Sobre la historia personal que la atravesó, dijo: “Mi segundo hijo nació con una enfermedad autoinmune y con muy pocas defensas inmunológicas frente a las enfermedades. Se manifestó cuando él empezó a comer. A partir de ahí, como familia comenzamos a transitar la desesperación de cualquier familia que tiene un niño muy enfermo sin diagnóstico y que vive en el interior. Por suerte, en la hospitalización o en la gran comunidad Casa Cuna nos atendieron muy bien y, después de como tres meses de estudios, finalmente nos dieron un diagnóstico; pero el problema era el tratamiento.
En un principio el tratamiento estaba bien, pero a largo plazo las cantidades de corticoides y las frecuencias iban a tener una consecuencia grave en su desarrollo, incluso en su hospitalización. Y ahí fue cuando me salió la científica que llevo adentro. Me puse a investigar básicamente qué se estaba estudiando en el límite de la ciencia, lo que nosotros llamamos el catinete: qué se hablaba que todavía no era tratamiento, qué se podía hacer para bajar esa inflamación intestinal, para reducir la alteración del sistema inmune, para intentar que algo le hiciera bien.
En ese momento había dos cosas claves: el intestino permeable y los antioxidantes que lo movilizan”.

“En esa búsqueda me llegó un paper de un colega ruso que hablaba sobre cómo una molécula procedente de los erizos de mar era capaz de cumplir esas dos funciones a la vez.
Nosotros cultivábamos erizos de mar en el laboratorio, pero buscando otra cosa. Buscábamos omega-3, ese famoso ácido graso que ayuda a la salud. Esas moléculas, que son pigmentos que dan color a la gónada, las tirábamos a la basura porque nos resultaban molestas para extraer el líquido.
Empecé a hacer algunos extractos caseros, y los probé primero en mi marido, luego en mí, y finalmente nos animamos a probarlos en el nene.
Porque los erizos de mar, ante todo, son un alimento ancestral en casi todo el planeta, excepto en Argentina. Acá no comemos erizos, pero en Chile, Brasil, Ecuador, Europa o África, los erizos de mar son un alimento. Además, este grupo de investigadores rusos había logrado que esas moléculas llegaran a formato fármaco.
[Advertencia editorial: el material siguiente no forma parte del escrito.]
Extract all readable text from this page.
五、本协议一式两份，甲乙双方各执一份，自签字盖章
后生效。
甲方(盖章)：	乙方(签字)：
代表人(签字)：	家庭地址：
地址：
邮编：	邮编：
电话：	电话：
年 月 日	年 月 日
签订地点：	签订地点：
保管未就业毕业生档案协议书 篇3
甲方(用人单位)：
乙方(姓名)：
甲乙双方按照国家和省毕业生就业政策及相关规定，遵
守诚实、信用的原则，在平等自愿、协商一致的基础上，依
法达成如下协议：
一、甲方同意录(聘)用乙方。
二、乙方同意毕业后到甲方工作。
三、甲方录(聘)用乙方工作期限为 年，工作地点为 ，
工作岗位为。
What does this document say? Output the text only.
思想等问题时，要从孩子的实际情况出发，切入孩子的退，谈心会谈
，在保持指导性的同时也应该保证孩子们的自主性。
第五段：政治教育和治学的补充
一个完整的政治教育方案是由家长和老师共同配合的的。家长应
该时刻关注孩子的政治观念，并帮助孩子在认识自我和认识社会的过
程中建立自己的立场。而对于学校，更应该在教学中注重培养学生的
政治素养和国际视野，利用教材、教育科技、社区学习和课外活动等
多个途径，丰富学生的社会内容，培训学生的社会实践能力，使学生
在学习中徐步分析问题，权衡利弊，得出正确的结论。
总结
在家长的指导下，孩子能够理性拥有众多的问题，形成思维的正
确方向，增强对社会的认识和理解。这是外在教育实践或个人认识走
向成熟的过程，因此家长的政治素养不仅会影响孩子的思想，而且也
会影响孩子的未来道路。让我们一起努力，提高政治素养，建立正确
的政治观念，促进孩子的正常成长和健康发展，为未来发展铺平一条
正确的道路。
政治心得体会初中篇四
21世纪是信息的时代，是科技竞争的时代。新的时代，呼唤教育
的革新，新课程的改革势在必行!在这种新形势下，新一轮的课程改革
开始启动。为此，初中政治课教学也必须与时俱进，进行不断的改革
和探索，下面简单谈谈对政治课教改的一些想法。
Habían transitado esos 30 años necesarios para llevar una molécula al ser humano. Por tanto, toda la cuestión de la seguridad estaba cubierta. Por eso nos animamos”.
“Fue un camino de ida, y al año de estar consumiendo el juguito de erizos, como decíamos en casa, mi hijo dejó de tomar los corticoides. Para nosotros fue un cambio general en cuanto a su salud; el rumbo fue otro. Mi marido insistía en que esto no podía ayudar solo a él, que teníamos que intentar que sirviera para más personas”.
Y siguió el relato: “Yo no me animaba; es muy difícil para un científico salir del laboratorio, y no sabía cómo hacerlo. Me apoyó mi equipo de investigación, y en ese momento la provincia del Chubut promovía que los científicos hiciéramos este camino. Empezamos a pensar cómo podría llegar a ser”.

Y continuó: “Logramos que unos inversores de Puerto Madryn creyeran en esta idea loca que teníamos. Finalmente, pudimos no solo generar la planta y desarrollar productos, sino participar en proyectos internacionales durante la pandemia con la Universidad de Harvard; pudimos hacer pruebas médicas y, finalmente, sacar los productos al mercado, probados por ANMAT y con mucha evidencia científica de sus beneficios. Eso era lo que a nosotros nos importaba”, concluyó.